The last image here is the copy of a Hellenistic sculpture with Menelaus holding the dead body of Patroclus; the place of origin and artist are unknown. It now stands in the Loggia della Lanzi in Florence, near Cellini's Perseus (seen in section 8).
Achilles was devastated by his friend's death; in the painting here by Fuseli, we see him being tormented by the ghost of Patroclus. Achilles then renounced his vow and returned to the war, to punish Hector for killing Patroclus. But since Hector now possessed his armor, he would need a new set, so his mother Thetis went to the workshop of Hephaestus, as seen here in this damaged wall painting from Pompeii.
Agamemnon was glad to have Achilles back and showered him with rewards, including the return of Briseis, the girl who had been taken from him after their initial argument. Rubens depicted this scene, as well as the final battle of Achilles and Hector. But after killing him, Achilles was still enraged, and abused the body of Hector by dragging it behind his chariot around the walls of Troy.
The red-figure vase painting here by the Brygos painter shows Hector's father Priam, the king of Troy, who has come to the tent of Achilles to beg for the return of his son's body. Achilles initially ignored his request, as seen here, not even looking at Priam (note also the corpse of Hector on the ground below). But finally, out of pity he released his anger and allowed Priam to take the body back to Troy for burial, the concluding scene of the Iliad. The fall of Troy was inevitable now that Hector was dead.
Other poets after Homer filled in the details of what happened after the events of the Iliad; shortly thereafter, a contingent of Amazons arrived, from the race of female warriors who were allies of the Trojans. Their leader was named Penthesilea, who engaged in battle with Achilles, who slew her; but the story says that even as they fought, their eyes met and their was a spark of romance, but fate had made it impossible.
This scene is shown on the black-figure vase painting by the arist Exekias, considered one of the greatest artists of the Archaic period, working about 540-530 B.C. Another vase by Exekias features Achilles, depicting not a major part of the story, but rather a quiet moment with Achilles enjoying a board-game with his friend Ajax.
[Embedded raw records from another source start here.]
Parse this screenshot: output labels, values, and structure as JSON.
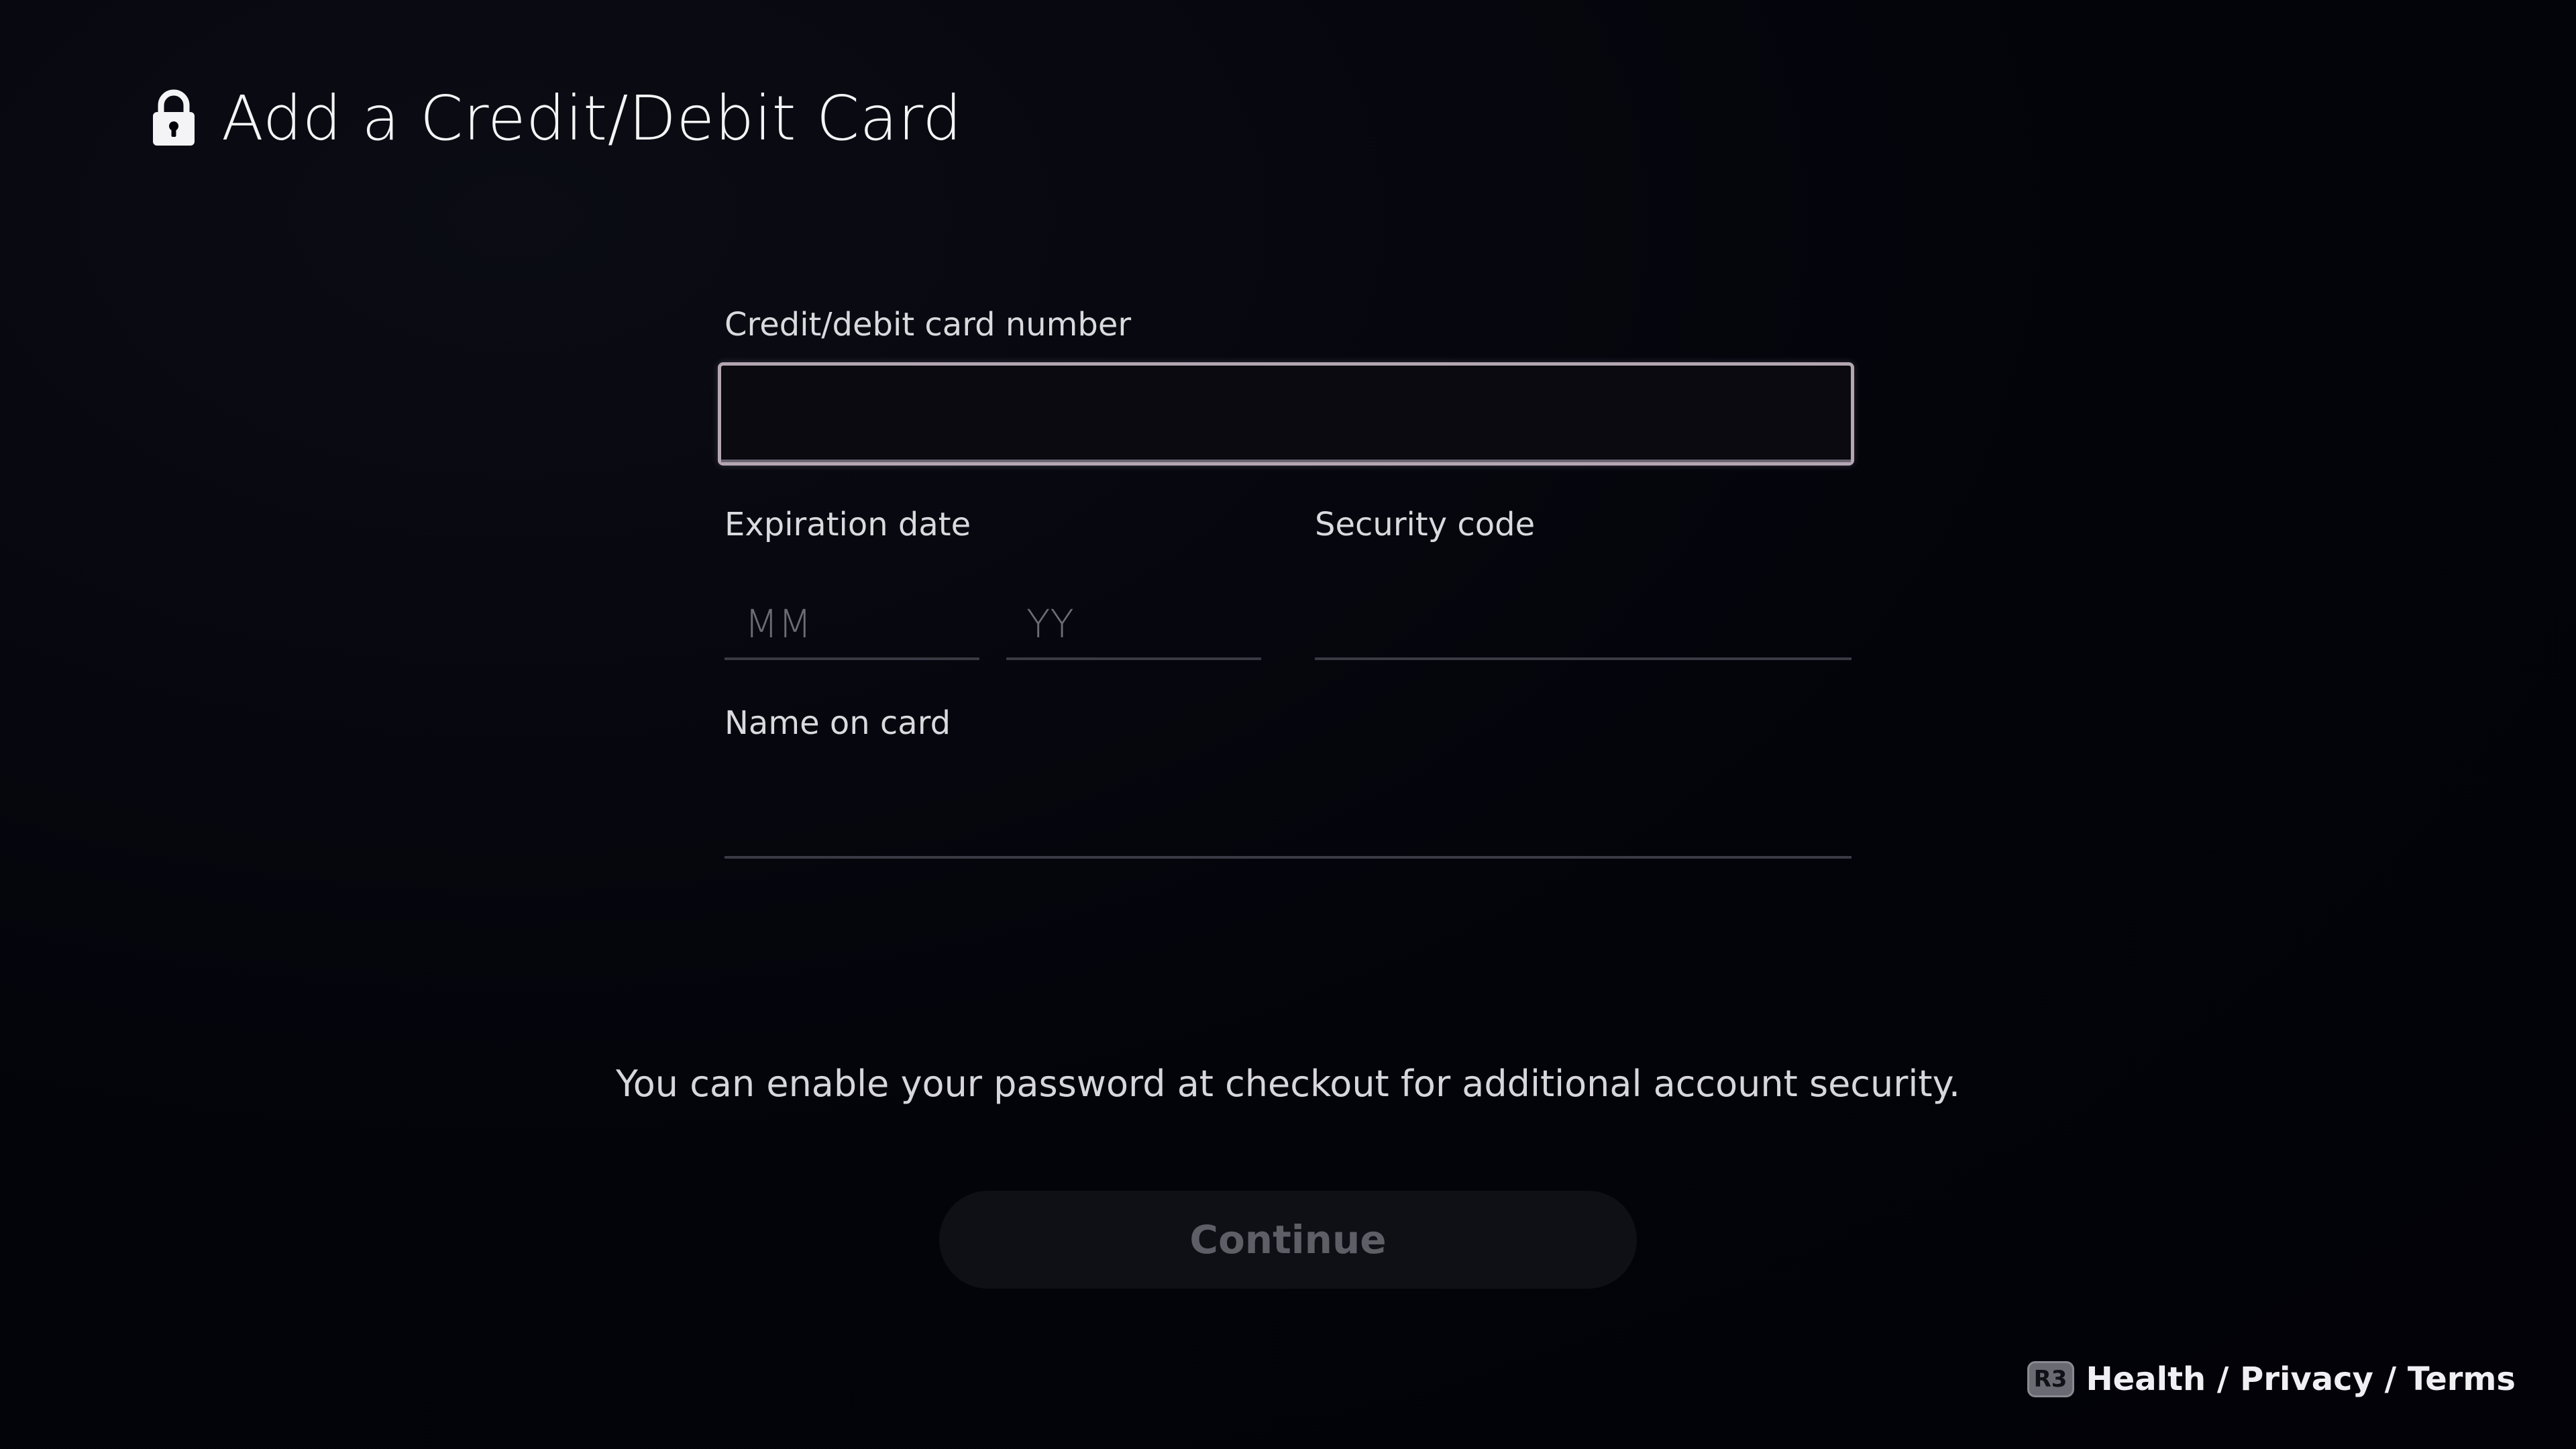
{
  "header": {
    "title": "Add a Credit/Debit Card",
    "icon": "lock-icon"
  },
  "form": {
    "card_number": {
      "label": "Credit/debit card number",
      "value": ""
    },
    "expiration": {
      "label": "Expiration date",
      "month_placeholder": "MM",
      "year_placeholder": "YY"
    },
    "security_code": {
      "label": "Security code",
      "value": ""
    },
    "name_on_card": {
      "label": "Name on card",
      "value": ""
    }
  },
  "info_text": "You can enable your password at checkout for additional account security.",
  "continue_label": "Continue",
  "footer": {
    "button_glyph": "R3",
    "link_text": "Health / Privacy / Terms"
  },
  "colors": {
    "background": "#03030a",
    "focus_border": "#b4a7b2",
    "button_bg": "#0f0f16",
    "button_text_disabled": "#5e5e66"
  }
}
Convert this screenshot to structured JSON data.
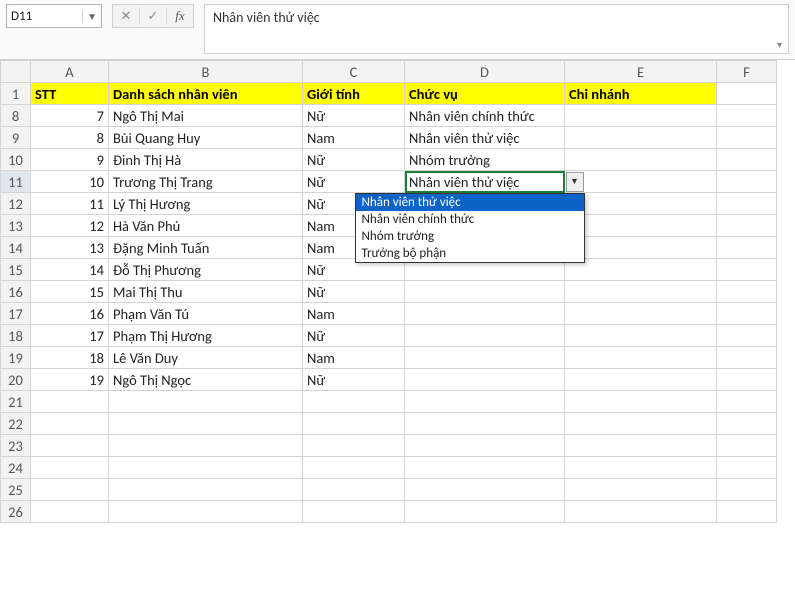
{
  "formula_bar": {
    "cell_ref": "D11",
    "cancel": "✕",
    "confirm": "✓",
    "fx": "fx",
    "value": "Nhân viên thử việc"
  },
  "columns": [
    "A",
    "B",
    "C",
    "D",
    "E",
    "F"
  ],
  "row_numbers": [
    1,
    8,
    9,
    10,
    11,
    12,
    13,
    14,
    15,
    16,
    17,
    18,
    19,
    20,
    21,
    22,
    23,
    24,
    25,
    26
  ],
  "header": {
    "A": "STT",
    "B": "Danh sách nhân viên",
    "C": "Giới tính",
    "D": "Chức vụ",
    "E": "Chi nhánh"
  },
  "rows": [
    {
      "stt": 7,
      "name": "Ngô Thị Mai",
      "sex": "Nữ",
      "role": "Nhân viên chính thức"
    },
    {
      "stt": 8,
      "name": "Bùi Quang Huy",
      "sex": "Nam",
      "role": "Nhân viên thử việc"
    },
    {
      "stt": 9,
      "name": "Đinh Thị Hà",
      "sex": "Nữ",
      "role": "Nhóm trưởng"
    },
    {
      "stt": 10,
      "name": "Trương Thị Trang",
      "sex": "Nữ",
      "role": "Nhân viên thử việc"
    },
    {
      "stt": 11,
      "name": "Lý Thị Hương",
      "sex": "Nữ",
      "role": ""
    },
    {
      "stt": 12,
      "name": "Hà Văn Phú",
      "sex": "Nam",
      "role": ""
    },
    {
      "stt": 13,
      "name": "Đặng Minh Tuấn",
      "sex": "Nam",
      "role": ""
    },
    {
      "stt": 14,
      "name": "Đỗ Thị Phương",
      "sex": "Nữ",
      "role": ""
    },
    {
      "stt": 15,
      "name": "Mai Thị Thu",
      "sex": "Nữ",
      "role": ""
    },
    {
      "stt": 16,
      "name": "Phạm Văn Tú",
      "sex": "Nam",
      "role": ""
    },
    {
      "stt": 17,
      "name": "Phạm Thị Hương",
      "sex": "Nữ",
      "role": ""
    },
    {
      "stt": 18,
      "name": "Lê Văn Duy",
      "sex": "Nam",
      "role": ""
    },
    {
      "stt": 19,
      "name": "Ngô Thị Ngọc",
      "sex": "Nữ",
      "role": ""
    }
  ],
  "active_cell": {
    "row": 11,
    "col": "D"
  },
  "dropdown": {
    "options": [
      "Nhân viên thử việc",
      "Nhân viên chính thức",
      "Nhóm trưởng",
      "Trưởng bộ phận"
    ],
    "selected_index": 0
  }
}
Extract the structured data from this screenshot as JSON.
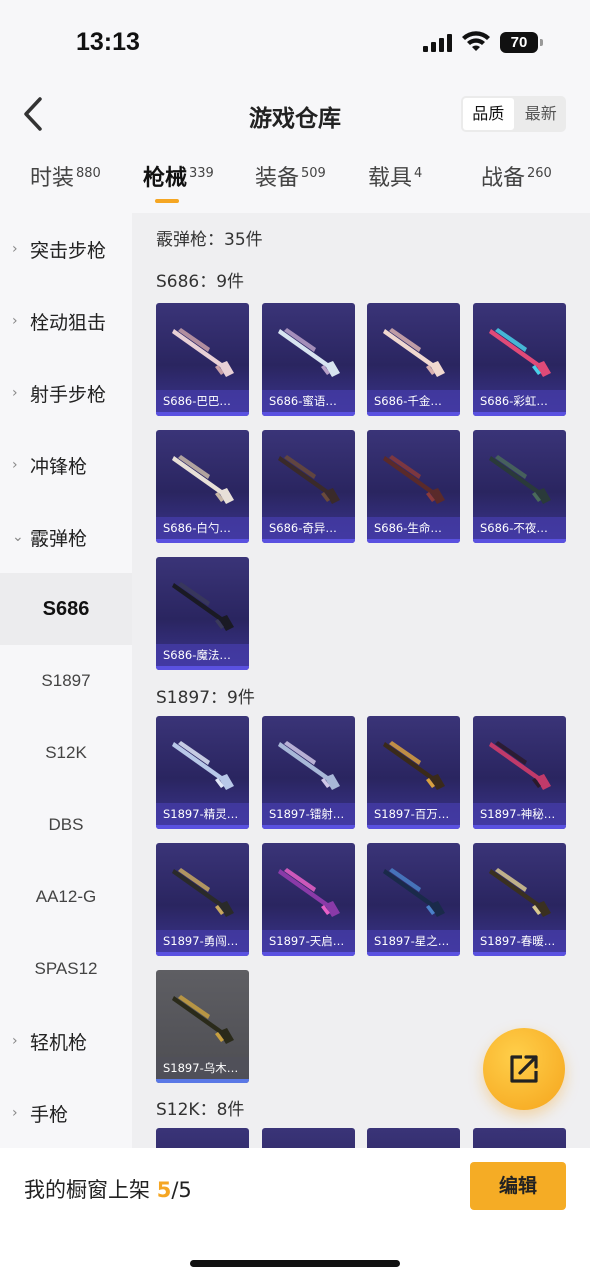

Achilles himself did not live to see the end of the war, for shortly before that, he was ambushed and shot with a poisoned arrow by Paris, as seen here in the painting by Rubens. The small detail from the handle of the Francois vase shows Ajax carrying the stripped corpse of his friend Achilles.
After his death, there was disagreement among the other Greeks over who should inherit the arms and armor of Achilles, since this would be an acknowledgement of being the greatest warrior after Achilles. The dispute came down to two contenders: Odysseus and Ajax. When the decision went to Odysseus, Ajax went insane with rage, so humilated that he chose suicide as his only way out. Exekias captured the moment of his decision in this black-figure vase painting, the grim moment when he has made up his mind to take his life by falling upon his own sword. Compare his version with the red-figure vase seen here, which may be more explicit, but is just not as artistically effective as the one by Exekias.